Generate samples from a poisson distribution and assign them a value from another one



I have some data in which each row is a context, each with a number of people and an average quantity (ie. wating time), recorded in two different years, in twelve months of observation for year one and in 4 months for year 2. I want to simulate the number of people in each context and the waiting time for each person.

I thought about this procedure:

  1. estimate the number of persons for each context with a mixed effect Poisson model with a random intercept at the context level and the year and the months of observation as covariates;
  2. estimate the average waiting time per context, this time with a lognormal regression with the same parameters of (1);
  3. simulate the number of persons I would see for each context in the remaining months of year 2, using the Poisson distribution estimated in (1) and assign them a waiting time according to the context-specific distribution estimated in (2).
  4. use this model to decide how low should be the average of some contexts in order to have global waiting time below a certain threshold.

The problem is that I don’t know how to achieve step 3 in Greta.
Any help?


I’m not sure I exactly understand the model, but it looks like the sticking point is the simulation of discrete counts for the rest of year two. greta can’t model discrete parameters, or simulate them, but it’s quite straightforward to estimate the expected counts (parameter of the Poisson distribution) and then simulate counts based on those in R. E.g.

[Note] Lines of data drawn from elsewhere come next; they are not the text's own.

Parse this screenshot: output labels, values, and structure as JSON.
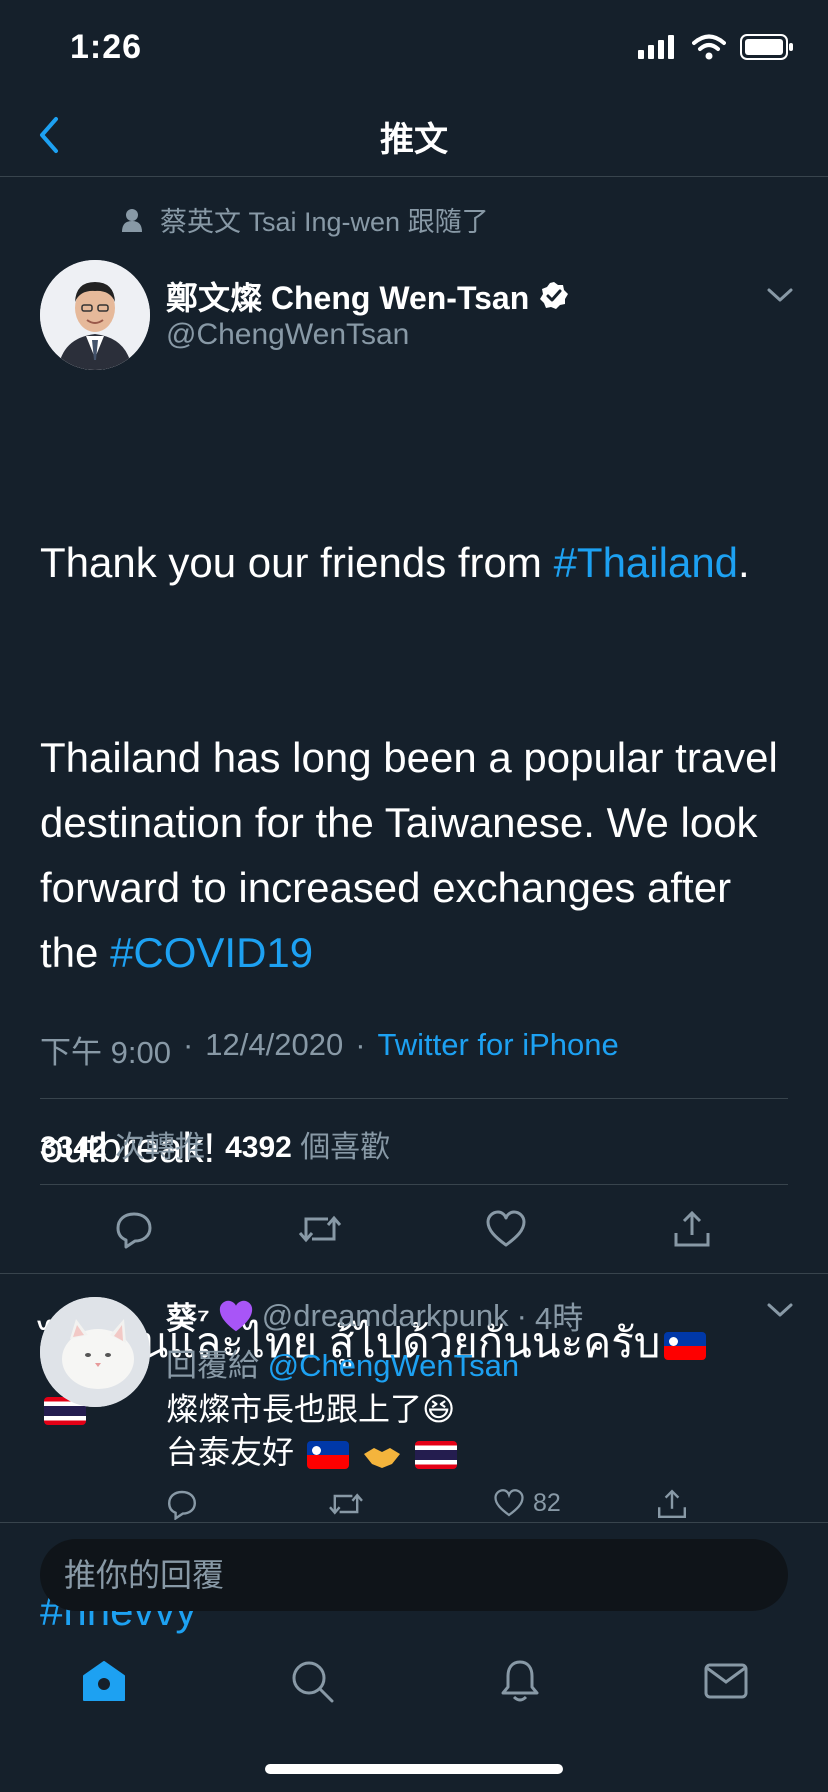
{
  "status_bar": {
    "time": "1:26"
  },
  "nav": {
    "title": "推文"
  },
  "retweet_context": {
    "text": "蔡英文 Tsai Ing-wen 跟隨了"
  },
  "tweet": {
    "author_name": "鄭文燦 Cheng Wen-Tsan",
    "handle": "@ChengWenTsan",
    "line1_before": "Thank you our friends from ",
    "hashtag_thailand": "#Thailand",
    "line1_after": ".",
    "paragraph2": "Thailand has long been a popular travel destination for the Taiwanese. We look forward to increased exchanges after the ",
    "hashtag_covid": "#COVID19",
    "paragraph3": "outbreak!",
    "thai_text": "ไต้หวันและไทย สู้ไปด้วยกันนะครับ",
    "hashtag_thai": "#nnevvy",
    "timestamp": "下午 9:00",
    "date": "12/4/2020",
    "source": "Twitter for iPhone",
    "retweets_count": "3342",
    "retweets_label": "次轉推",
    "likes_count": "4392",
    "likes_label": "個喜歡"
  },
  "reply": {
    "name": "葵⁷",
    "handle": "@dreamdarkpunk",
    "time": "4時",
    "reply_prefix": "回覆給",
    "reply_to": "@ChengWenTsan",
    "text_line1": "燦燦市長也跟上了😆",
    "text_line2": "台泰友好",
    "likes": "82"
  },
  "compose": {
    "placeholder": "推你的回覆"
  },
  "icons": [
    "back-icon",
    "person-icon",
    "verified-icon",
    "chevron-down-icon",
    "reply-icon",
    "retweet-icon",
    "like-icon",
    "share-icon",
    "home-icon",
    "search-icon",
    "notifications-icon",
    "messages-icon"
  ],
  "colors": {
    "background": "#15202b",
    "accent": "#1da1f2",
    "muted": "#8899a6",
    "divider": "#38444d"
  }
}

# fake data, counts for a 12 month period
n <- 10
counts <- rpois(10, 3)

# estimate the monthly rate parameter (you can specify a model for this)
lambda <- lognormal(0, 1, dim = n)
distribution(counts) <- poisson(lambda * 12)

# inference
m <- model(lambda)
draws <- mcmc(m)

# get monthly rate estimates, and simulate observed counts around them for an 8 month period
lambdas <- as.matrix(draws)
counts <- matrix(NA, nrow(lambdas), ncol(lambdas))
counts[] <- rpois(length(lambdas), lambdas * 8)

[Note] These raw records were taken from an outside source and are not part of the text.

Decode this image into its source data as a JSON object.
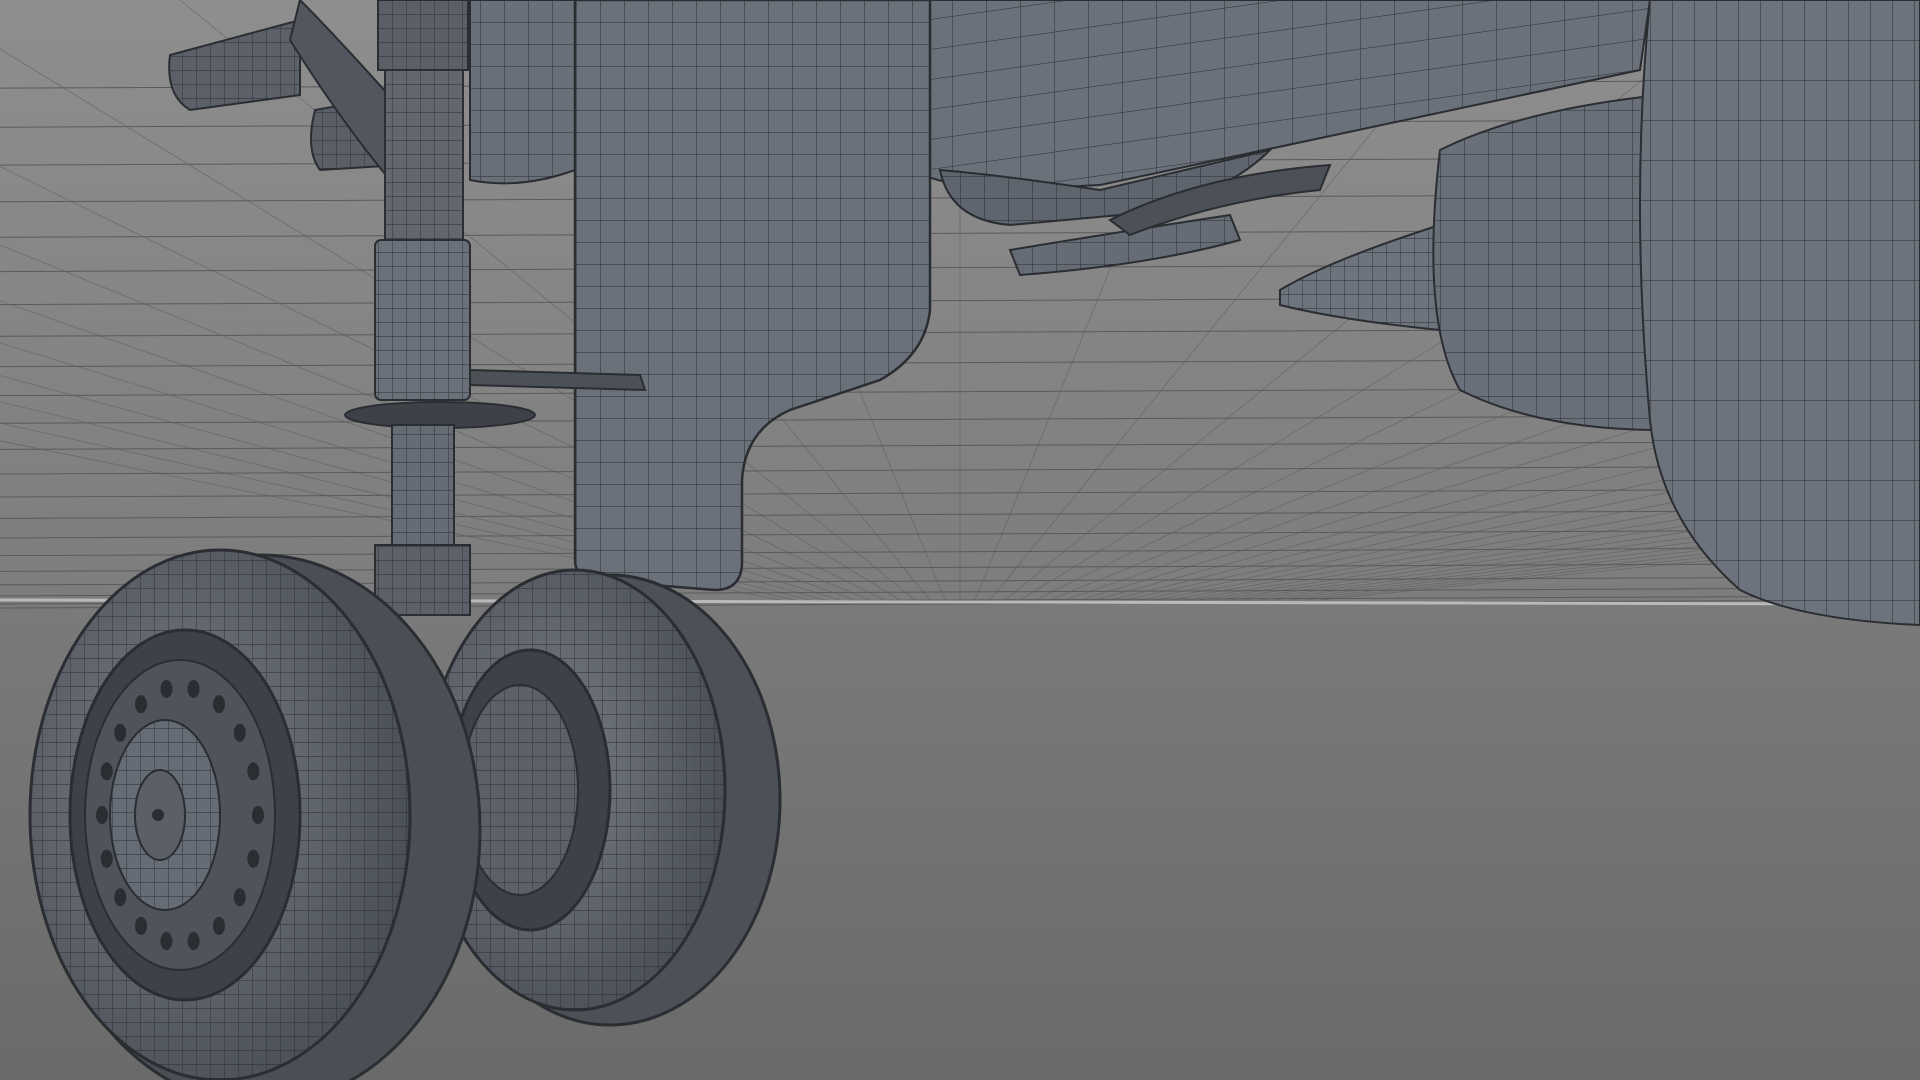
{
  "viewport": {
    "label": "",
    "background_color": "#6f6f6f",
    "sky_color": "#8b8b8b",
    "mesh_fill_color": "#6b717a",
    "mesh_dark_color": "#3e4248",
    "wire_color": "#2a2d31",
    "grid_line_color": "#5a5a5a",
    "horizon_color": "#b9b9b9"
  },
  "scene": {
    "objects": [
      {
        "name": "landing-gear-strut"
      },
      {
        "name": "main-wheel-front"
      },
      {
        "name": "main-wheel-rear"
      },
      {
        "name": "gear-door"
      },
      {
        "name": "wing-underside"
      },
      {
        "name": "jet-engine-nacelle"
      },
      {
        "name": "engine-exhaust-cone"
      }
    ]
  }
}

This gives you 4000 posterior estimates of the 8-month counts in each context, which hopefully is something like what you want.


Thank you very much! I think that thanks to your suggestions the solution is nearer! I’m expecially interested in the line distribution(counts) <- poisson(lambda * 12), I didn’t think about it.

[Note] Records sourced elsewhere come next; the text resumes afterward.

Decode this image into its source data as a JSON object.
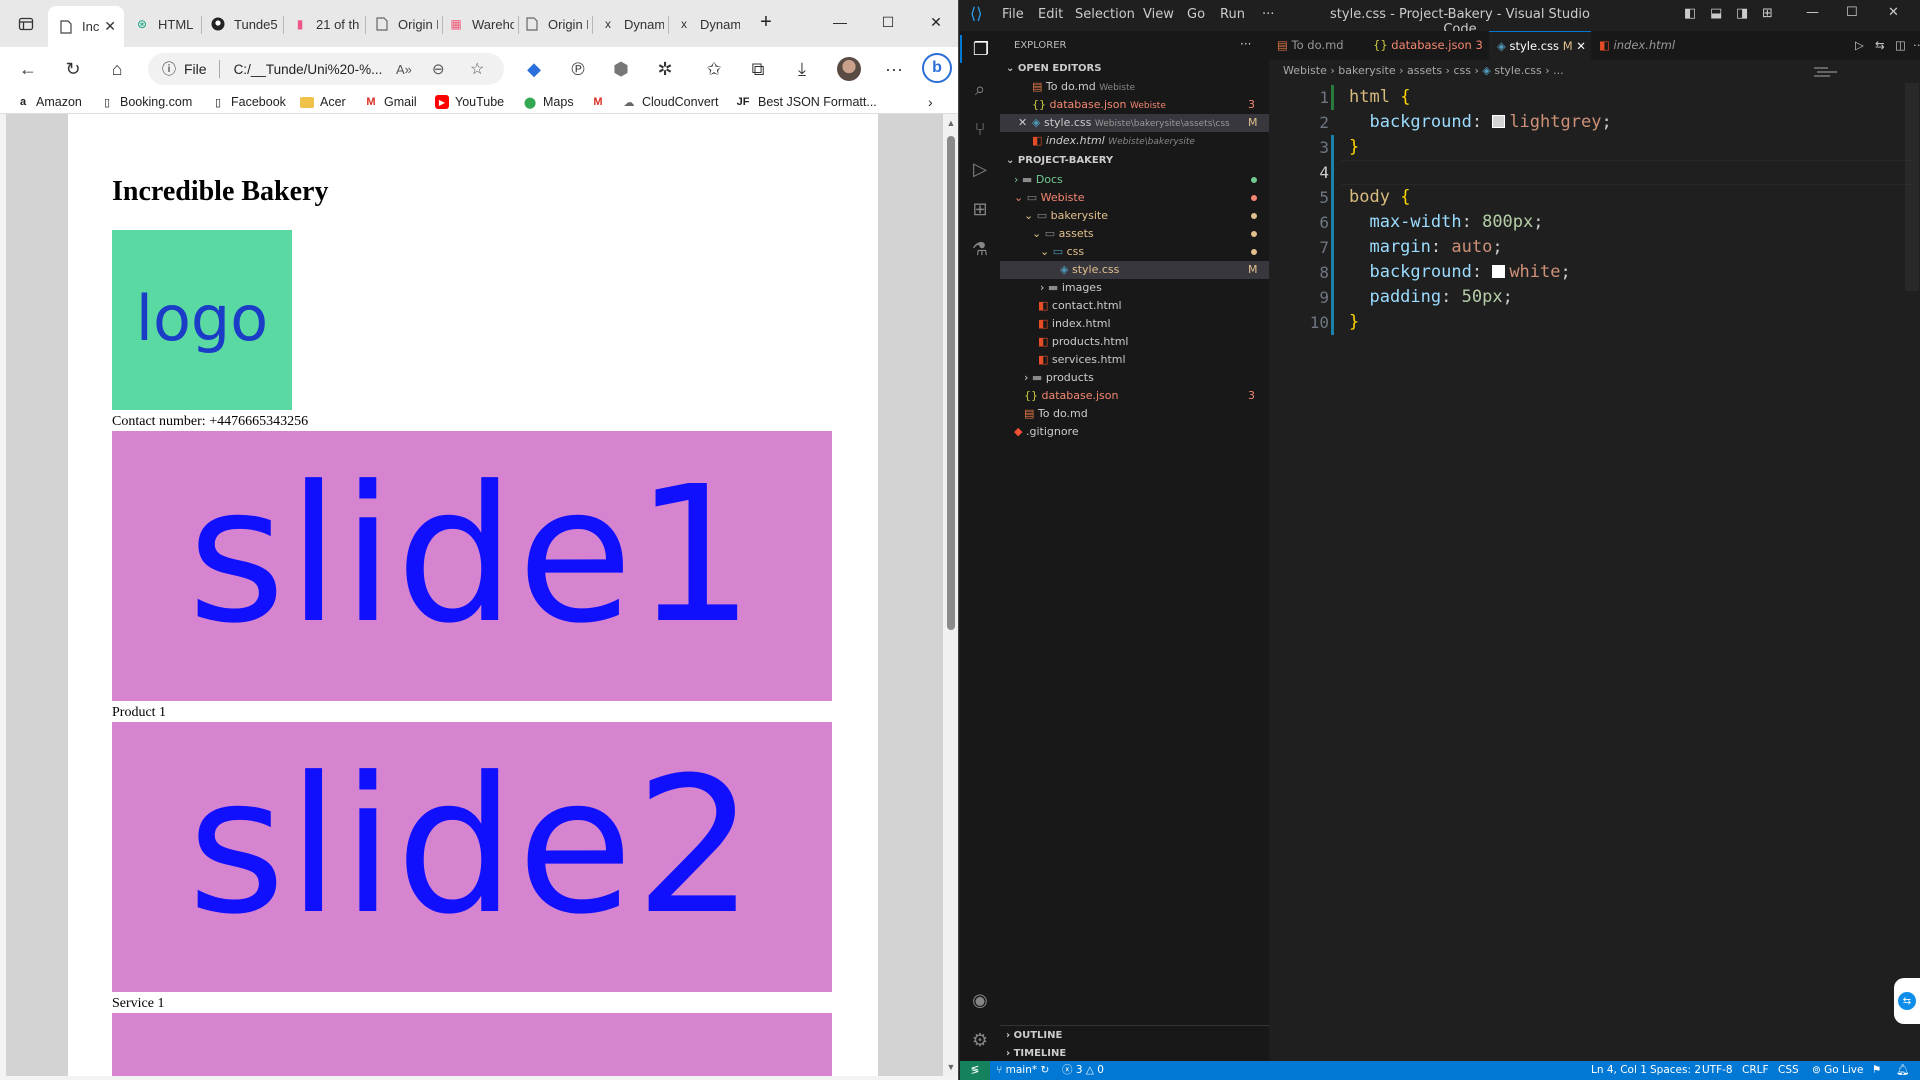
{
  "browser": {
    "tabs": [
      {
        "label": "Inc",
        "icon": "page-icon",
        "active": true
      },
      {
        "label": "HTML C",
        "icon": "chatgpt-icon"
      },
      {
        "label": "Tunde5",
        "icon": "github-icon"
      },
      {
        "label": "21 of th",
        "icon": "app-icon"
      },
      {
        "label": "Origin E",
        "icon": "page-icon"
      },
      {
        "label": "Wareho",
        "icon": "app-icon"
      },
      {
        "label": "Origin E",
        "icon": "page-icon"
      },
      {
        "label": "Dynam",
        "icon": "x-icon"
      },
      {
        "label": "Dynam",
        "icon": "x-icon"
      }
    ],
    "address": {
      "prefix": "File",
      "url": "C:/__Tunde/Uni%20-%..."
    },
    "bookmarks": [
      {
        "label": "Amazon",
        "icon": "amazon-icon"
      },
      {
        "label": "Booking.com",
        "icon": "page-icon"
      },
      {
        "label": "Facebook",
        "icon": "page-icon"
      },
      {
        "label": "Acer",
        "icon": "folder-icon"
      },
      {
        "label": "Gmail",
        "icon": "gmail-icon"
      },
      {
        "label": "YouTube",
        "icon": "youtube-icon"
      },
      {
        "label": "Maps",
        "icon": "maps-icon"
      },
      {
        "label": "",
        "icon": "gmail-icon"
      },
      {
        "label": "CloudConvert",
        "icon": "cloud-icon"
      },
      {
        "label": "Best JSON Formatt...",
        "icon": "jf-icon"
      }
    ],
    "page": {
      "heading": "Incredible Bakery",
      "logo_text": "logo",
      "contact": "Contact number: +4476665343256",
      "slides": [
        {
          "text": "slide1",
          "caption": "Product 1"
        },
        {
          "text": "slide2",
          "caption": "Service 1"
        },
        {
          "text": "",
          "caption": ""
        }
      ]
    },
    "colors": {
      "logo_bg": "#5bd9a3",
      "slide_bg": "#d784d0",
      "slide_text": "#1010ff"
    }
  },
  "vscode": {
    "title": "style.css - Project-Bakery - Visual Studio Code",
    "menu": [
      "File",
      "Edit",
      "Selection",
      "View",
      "Go",
      "Run",
      "···"
    ],
    "explorer": {
      "header": "EXPLORER",
      "open_editors_label": "OPEN EDITORS",
      "open_editors": [
        {
          "name": "To do.md",
          "path": "Webiste",
          "badge": ""
        },
        {
          "name": "database.json",
          "path": "Webiste",
          "badge": "3"
        },
        {
          "name": "style.css",
          "path": "Webiste\\bakerysite\\assets\\css",
          "badge": "M"
        },
        {
          "name": "index.html",
          "path": "Webiste\\bakerysite",
          "badge": ""
        }
      ],
      "project_label": "PROJECT-BAKERY",
      "tree": [
        {
          "name": "Docs",
          "badge": ""
        },
        {
          "name": "Webiste",
          "badge": ""
        },
        {
          "name": "bakerysite",
          "badge": ""
        },
        {
          "name": "assets",
          "badge": ""
        },
        {
          "name": "css",
          "badge": ""
        },
        {
          "name": "style.css",
          "badge": "M"
        },
        {
          "name": "images",
          "badge": ""
        },
        {
          "name": "contact.html",
          "badge": ""
        },
        {
          "name": "index.html",
          "badge": ""
        },
        {
          "name": "products.html",
          "badge": ""
        },
        {
          "name": "services.html",
          "badge": ""
        },
        {
          "name": "products",
          "badge": ""
        },
        {
          "name": "database.json",
          "badge": "3"
        },
        {
          "name": "To do.md",
          "badge": ""
        },
        {
          "name": ".gitignore",
          "badge": ""
        }
      ],
      "outline_label": "OUTLINE",
      "timeline_label": "TIMELINE"
    },
    "editor_tabs": [
      {
        "label": "To do.md",
        "badge": ""
      },
      {
        "label": "database.json",
        "badge": "3"
      },
      {
        "label": "style.css",
        "badge": "M"
      },
      {
        "label": "index.html",
        "badge": ""
      }
    ],
    "breadcrumbs": [
      "Webiste",
      "bakerysite",
      "assets",
      "css",
      "style.css",
      "..."
    ],
    "code": [
      {
        "n": "1",
        "t": "html {"
      },
      {
        "n": "2",
        "t": "  background: lightgrey;"
      },
      {
        "n": "3",
        "t": "}"
      },
      {
        "n": "4",
        "t": ""
      },
      {
        "n": "5",
        "t": "body {"
      },
      {
        "n": "6",
        "t": "  max-width: 800px;"
      },
      {
        "n": "7",
        "t": "  margin: auto;"
      },
      {
        "n": "8",
        "t": "  background: white;"
      },
      {
        "n": "9",
        "t": "  padding: 50px;"
      },
      {
        "n": "10",
        "t": "}"
      }
    ],
    "status": {
      "branch": "main*",
      "errors": "3",
      "warnings": "0",
      "position": "Ln 4, Col 1",
      "spaces": "Spaces: 2",
      "encoding": "UTF-8",
      "eol": "CRLF",
      "language": "CSS",
      "golive": "Go Live"
    }
  }
}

Unfortunately trying your code gives me error “Error in dim(free_state_draws) <- c(1, dim(free_state_draws)): invalid first argument” (I also get it with greta “get_started” demo, I’m having difficulties setting up greta).

To check if I understood, your algorithm draws 4000 lambda estimates for each context, and then with rpois draws 1 count per each lambda/context combination? Is this better than drawing 4000 counts form one lambda per context (estimated by a max. likelihood model)? or than n counts from each 4000 * contexts lambdas?

I’ll give you more info about my problem. Here’s the dataset:
$ Service: "chrc: 13 cases.“Neurology visit”: 63, “Ginecology visit”: 64, "Gastr…
$ Provider: "chrc: 9 cases.“Provider 1”: 101, “Provider 2”: 104, “Provider 3”: 85, "Provid…
$ Class: “chrc: 4 cases.“A”: 203, “B”: 207, “C”: 214, “D”: 167”
$ N.patients: “nmrc: mean: 342 ± 1 041, median: 47 (IQR: 11 - 214)”
$ W.time: “nmrc: mean: 27.1 ± 29.7, median: 18.4 (IQR: 8.9 - 33)”
$ Year: “fctr: 2 cases.“1”: 413, “2”: 378”
$ Months: “nmrc: 2 cases.“4”: 378, “12”: 413”
Context is defined as paste(Service, Provider, Class)

My model should estimate jointly both lambda, for the number of patients, and eta, for the waiting time, using Service, Provider, Class, Months and Year as covariates and context as a random intercept:
lambda (Poisson): N.patients ~ intercept + Service + Provider + Class + Months + Year + (1|context)
eta (lognormal or exponential?): W.time ~ intercept + Service + Provider + Class + Months + Year + (1|context)

As you can see I have two years with a different number of months each. How would I apply the concept in distribution(counts) <- poisson(lambda * 12)? In stanarm or brms I would use predict(), putting Year = 2 and Months = 8.

Then for each predicted count group I would simulate the waiting times with rlnorm(n = count_c.i, meanlog = eta_c.i), with _c.i being a specific draw for a specific context. Is it right? But what where should I get the sdlog argument for rlnorm?